I have also been appointed as the department’s Convenor of Portuguese, so I am going to be working on the administration of that program. I will also be in charge of recruiting students for the Honours Program and Graduate Studies of Spanish.
The reality of job hunting
It took me almost 150 applications in the span of two years before I landed this position. It is no secret that the job market is especially hard these days, so I had to arm myself with lots of patience and to not take rejections personally.
It wasn’t a walk in the park; you must learn how to navigate the frustration, uncertainty and self-pressure. I did many interviews for jobs I didn’t get, but they helped me gain experience in presenting my candidacy. My interview with the Australian National University consisted of teaching a mock class and giving a research presentation, which is the standard hiring process for these positions.
It is hard to be taken seriously if your work hasn’t been read by others aside from your dissertation committee, so my advice is to get published!
It’s a competitive world, and one often applies to entry-level jobs against more experienced professors who want to switch to what they may consider to be more desirable locations. Since I was at an early stage of my career and could not compete with more experienced candidates, I had to get articles published in prestigious journals to show that I had potential, in addition to finishing my PhD.
Graduate Student Experience
Unique benefits of FHIS graduate programs
My experience at UBC was key. I was used to the way things were done in Europe, where supervisors can often be more hands-off and there is not such a defined structure as there is in North America.
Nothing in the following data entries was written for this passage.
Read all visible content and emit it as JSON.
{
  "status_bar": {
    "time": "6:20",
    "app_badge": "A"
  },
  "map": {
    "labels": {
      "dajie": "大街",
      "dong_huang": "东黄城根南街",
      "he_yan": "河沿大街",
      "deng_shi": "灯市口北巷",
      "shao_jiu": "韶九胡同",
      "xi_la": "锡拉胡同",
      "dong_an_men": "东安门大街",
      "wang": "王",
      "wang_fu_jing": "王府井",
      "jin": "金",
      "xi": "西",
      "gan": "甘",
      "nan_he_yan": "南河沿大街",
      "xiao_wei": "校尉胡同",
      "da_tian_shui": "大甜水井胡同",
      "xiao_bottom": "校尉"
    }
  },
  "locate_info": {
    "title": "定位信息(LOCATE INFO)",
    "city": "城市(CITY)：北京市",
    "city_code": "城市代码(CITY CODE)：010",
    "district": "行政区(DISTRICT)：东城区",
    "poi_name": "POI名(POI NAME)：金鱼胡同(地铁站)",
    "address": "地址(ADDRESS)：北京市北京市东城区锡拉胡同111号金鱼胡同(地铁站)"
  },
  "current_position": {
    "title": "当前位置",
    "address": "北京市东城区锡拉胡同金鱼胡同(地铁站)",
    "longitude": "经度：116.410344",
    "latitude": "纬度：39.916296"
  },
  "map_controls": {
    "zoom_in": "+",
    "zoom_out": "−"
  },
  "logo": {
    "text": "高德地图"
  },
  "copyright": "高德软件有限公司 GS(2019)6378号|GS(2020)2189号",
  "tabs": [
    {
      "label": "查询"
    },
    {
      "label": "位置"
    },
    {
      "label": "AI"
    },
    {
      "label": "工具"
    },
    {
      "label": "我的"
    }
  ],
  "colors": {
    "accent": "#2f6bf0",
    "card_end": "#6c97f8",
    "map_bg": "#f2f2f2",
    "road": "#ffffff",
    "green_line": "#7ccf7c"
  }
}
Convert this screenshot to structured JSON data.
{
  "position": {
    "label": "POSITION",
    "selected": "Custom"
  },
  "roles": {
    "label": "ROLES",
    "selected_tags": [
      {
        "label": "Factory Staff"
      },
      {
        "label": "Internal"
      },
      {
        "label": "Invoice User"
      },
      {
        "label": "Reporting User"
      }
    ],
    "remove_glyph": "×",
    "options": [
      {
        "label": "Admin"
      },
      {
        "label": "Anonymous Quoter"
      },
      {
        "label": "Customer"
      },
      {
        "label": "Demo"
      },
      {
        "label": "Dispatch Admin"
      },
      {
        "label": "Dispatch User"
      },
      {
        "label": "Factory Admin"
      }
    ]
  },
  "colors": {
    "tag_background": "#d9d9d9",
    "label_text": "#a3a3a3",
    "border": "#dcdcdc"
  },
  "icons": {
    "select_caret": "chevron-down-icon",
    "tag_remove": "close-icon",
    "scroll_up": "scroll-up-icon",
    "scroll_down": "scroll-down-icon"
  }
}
European universities don’t necessarily offer teaching experience to graduate students, for instance, so the ability to teach Spanish 100- and 200-level courses at UBC proved to be extremely useful for conducting mock classes in later job interviews.
As for my graduate research at UBC, I especially liked having the chance to follow a particular path during my program: from choosing to write papers for graduate courses that were related to my dissertation topic to having the freedom to outline a reading list for my candidacy exam.
My advice for prospective graduate students is to make sure that your research interests match those of the department.
I immensely enjoyed the supervision of Associate Professor Jon Beasley-Murray, who taught me a great deal and inspired me throughout the four years of my program—and still does now.
There are many great things about Jon, but I would say that the best things about working with him were how approachable he was, and how hands-on and committed he was during my writing process. He was also very present: every time I read a paper, he came to see me (even in other countries!) and gave me encouragement and helpful feedback.
The FHIS community
The word “community” is often overused, but I don’t think that is the case with FHIS.
I love how much the Department of French, Hispanic and Italian Studies (FHIS) felt like a community. For the more than five years that I lived in Canada, I felt like I was part of a group of people who worked on similar interests and goals, and liked to share it with their peers. That is a meaningful driving force to get you going.
I am also thankful to the department for their constant support. The generous Four Year Doctoral Fellowship allowed me to go to conferences, conduct research in South America and focus on my dissertation full-time.